The Islamic Republic would be toppled in a few days, the Russians were told, according to Saffar-Harandi. He did not say how he obtained the information, nor whether Moscow had informed Tehran or taken any preventive steps.

“If his claim is true, did Russia inform Iran? Or was Russia suffering from a miscalculation (like Israel), believing that Iran was finished?” asked Esfandiar Zolghadr, lawyer and journalist, in a post on X.

Moscow muted

Russia’s response to the war was limited to diplomatic statements, offering no political or military support for Tehran. Iranian analysts see this as a reflection of Moscow’s focus on the Ukraine war and its desire to avoid jeopardizing ties with Israel and the West.

Foreign Ministry spokeswoman Maria Zakharova told reporters last week that Moscow was “seriously concerned” about Israeli and American attacks on Iranian nuclear facilities—but stopped short of backing Iran, instead urging negotiations with the UN nuclear watchdog, the IAEA.

Critics in Iran argue this cautious stance fits a broader pattern.

“From Russia’s unfulfilled promises to deliver defense systems like the S-400 and Su-35 fighter jets, to repeated delays in military cooperation, all suggest that this partnership is not based on mutual trust, but rather on opportunistic, short-term interests,” the reformist Shargh daily said in an August 5 commentary.

Israel first?

Russia’s response has not gone unnoticed in Iran’s military and political circles.

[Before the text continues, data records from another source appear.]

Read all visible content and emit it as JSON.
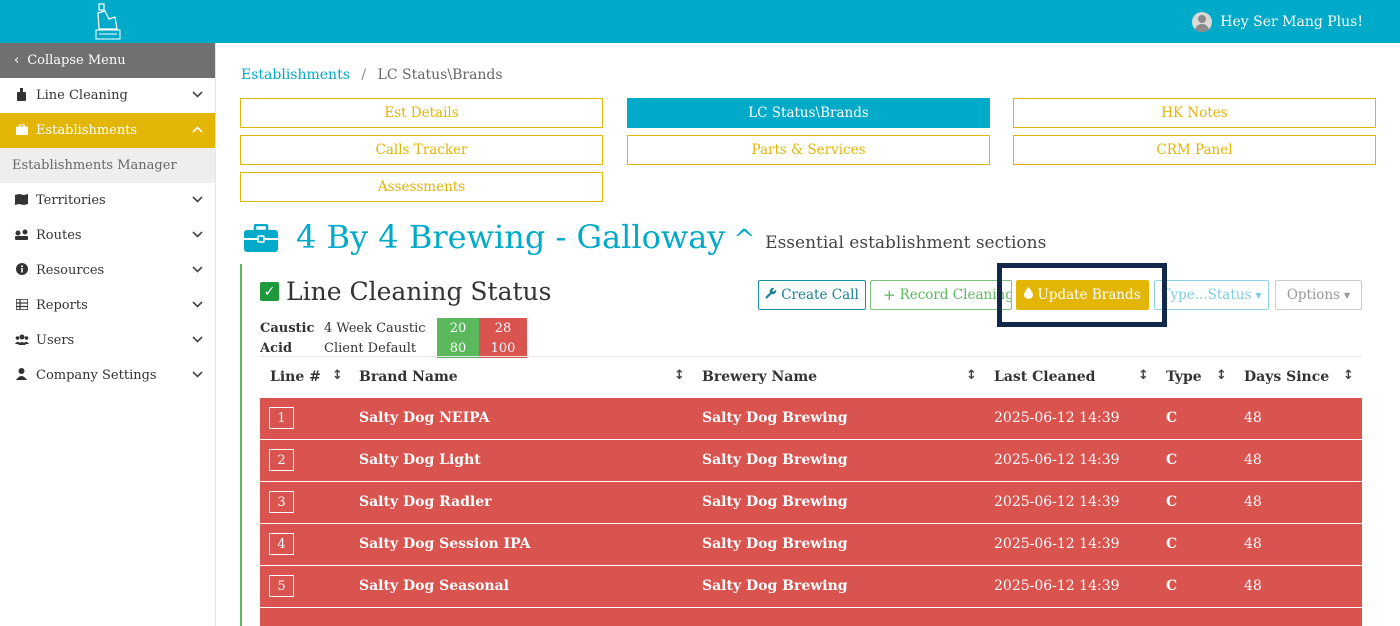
{
  "user": {
    "greeting": "Hey Ser Mang Plus!"
  },
  "sidebar": {
    "collapse_label": "Collapse Menu",
    "items": [
      {
        "label": "Line Cleaning",
        "icon": "bottle-icon"
      },
      {
        "label": "Establishments",
        "icon": "briefcase-icon",
        "active": true
      },
      {
        "label": "Establishments Manager",
        "sub": true
      },
      {
        "label": "Territories",
        "icon": "map-icon"
      },
      {
        "label": "Routes",
        "icon": "route-icon"
      },
      {
        "label": "Resources",
        "icon": "info-icon"
      },
      {
        "label": "Reports",
        "icon": "list-icon"
      },
      {
        "label": "Users",
        "icon": "users-icon"
      },
      {
        "label": "Company Settings",
        "icon": "user-icon"
      }
    ]
  },
  "breadcrumb": {
    "root": "Establishments",
    "separator": "/",
    "current": "LC Status\\Brands"
  },
  "tabs": [
    "Est Details",
    "LC Status\\Brands",
    "HK Notes",
    "Calls Tracker",
    "Parts & Services",
    "CRM Panel",
    "Assessments"
  ],
  "active_tab": "LC Status\\Brands",
  "heading": {
    "name": "4 By 4 Brewing - Galloway",
    "caret": "^",
    "description": "Essential establishment sections"
  },
  "panel": {
    "title": "Line Cleaning Status",
    "buttons": {
      "create_call": "Create Call",
      "record_cleaning": "Record Cleaning",
      "update_brands": "Update Brands",
      "type_status": "Type...Status",
      "options": "Options"
    },
    "schedule": [
      {
        "key": "Caustic",
        "value": "4 Week Caustic",
        "green": "20",
        "red": "28"
      },
      {
        "key": "Acid",
        "value": "Client Default",
        "green": "80",
        "red": "100"
      }
    ]
  },
  "table": {
    "headers": [
      "Line #",
      "Brand Name",
      "Brewery Name",
      "Last Cleaned",
      "Type",
      "Days Since"
    ],
    "rows": [
      {
        "line": "1",
        "brand": "Salty Dog NEIPA",
        "brewery": "Salty Dog Brewing",
        "last_cleaned": "2025-06-12 14:39",
        "type": "C",
        "days": "48"
      },
      {
        "line": "2",
        "brand": "Salty Dog Light",
        "brewery": "Salty Dog Brewing",
        "last_cleaned": "2025-06-12 14:39",
        "type": "C",
        "days": "48"
      },
      {
        "line": "3",
        "brand": "Salty Dog Radler",
        "brewery": "Salty Dog Brewing",
        "last_cleaned": "2025-06-12 14:39",
        "type": "C",
        "days": "48"
      },
      {
        "line": "4",
        "brand": "Salty Dog Session IPA",
        "brewery": "Salty Dog Brewing",
        "last_cleaned": "2025-06-12 14:39",
        "type": "C",
        "days": "48"
      },
      {
        "line": "5",
        "brand": "Salty Dog Seasonal",
        "brewery": "Salty Dog Brewing",
        "last_cleaned": "2025-06-12 14:39",
        "type": "C",
        "days": "48"
      }
    ]
  },
  "colors": {
    "primary": "#00aac8",
    "accent": "#e3b505",
    "danger": "#d9534f",
    "success": "#5cb85c",
    "highlight_frame": "#13294b"
  }
}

Brigadier-General Yadollah Javani, political deputy of the Islamic Revolutionary Guard Corps, acknowledged public confusion over the silence of both Russia and China, pointing to the limits of military pacts that don’t entail mutual defense.

Nematollah Izadi, Iran’s former ambassador to Russia, told the Jamaran news website in late July that if Russia had to choose between Iran and Israel, “it would definitely choose Israel.”

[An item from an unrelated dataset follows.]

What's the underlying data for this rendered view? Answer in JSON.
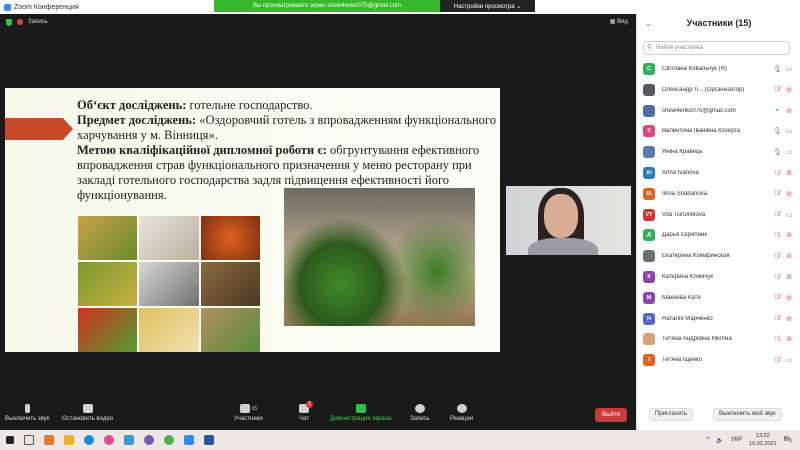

He also pointed to Moscow’s strategic logic: continued Iran-West tensions help Russia maintain regional leverage. A thaw with the West, he warned, could shift Tehran’s alignment.

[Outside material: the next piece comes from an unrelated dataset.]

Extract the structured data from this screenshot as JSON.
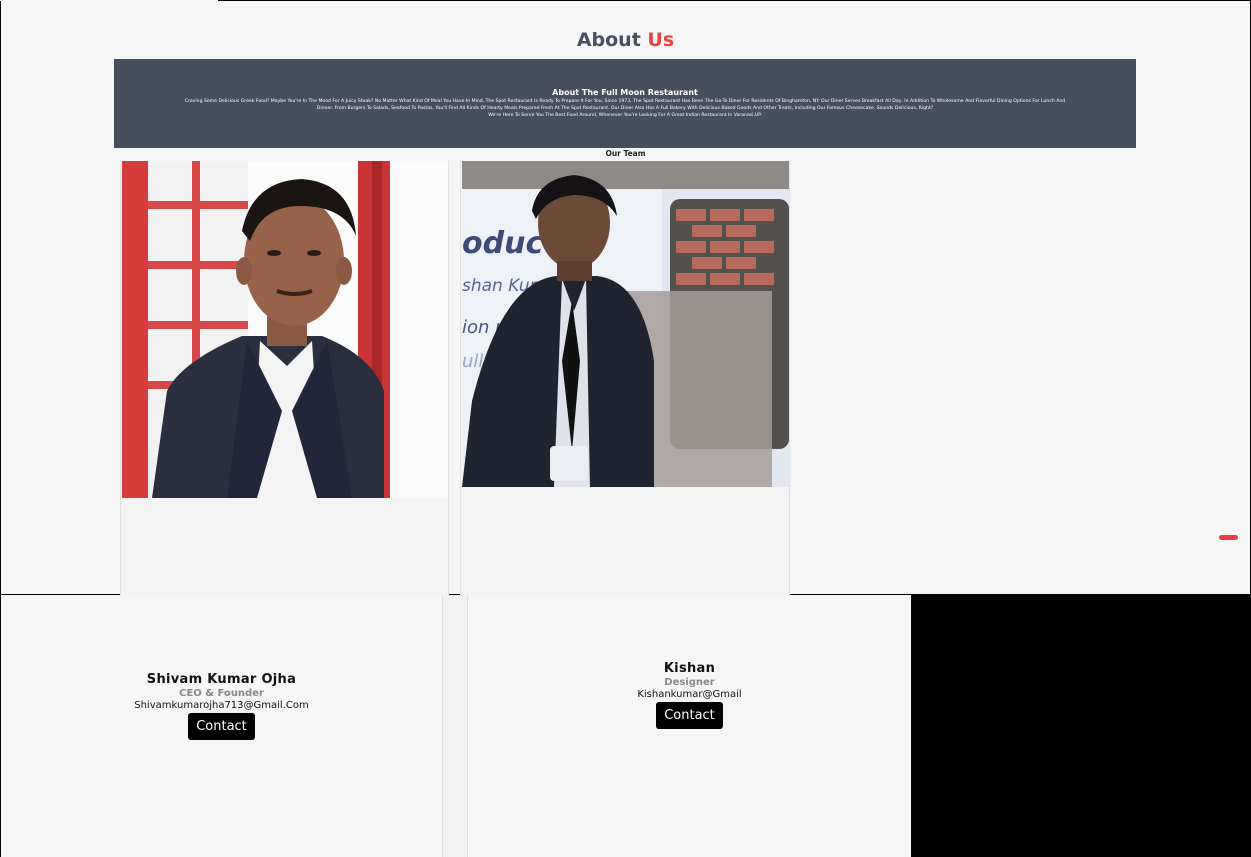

During the war, President Vladimir Putin said Israel has two million Russian speakers and is “practically a Russian-speaking country.”

The comment was seen as a signal of priorities in Tehran.

“Putin’s statements indicated that ethnic and demographic ties with Israel take precedence for him over regional commitments with Iran,” the commentary in Shargh read.

“This behavior cannot be explained merely within the framework of diplomatic caution; rather, it should be seen as the logical extension of a policy rooted in transactionalism.”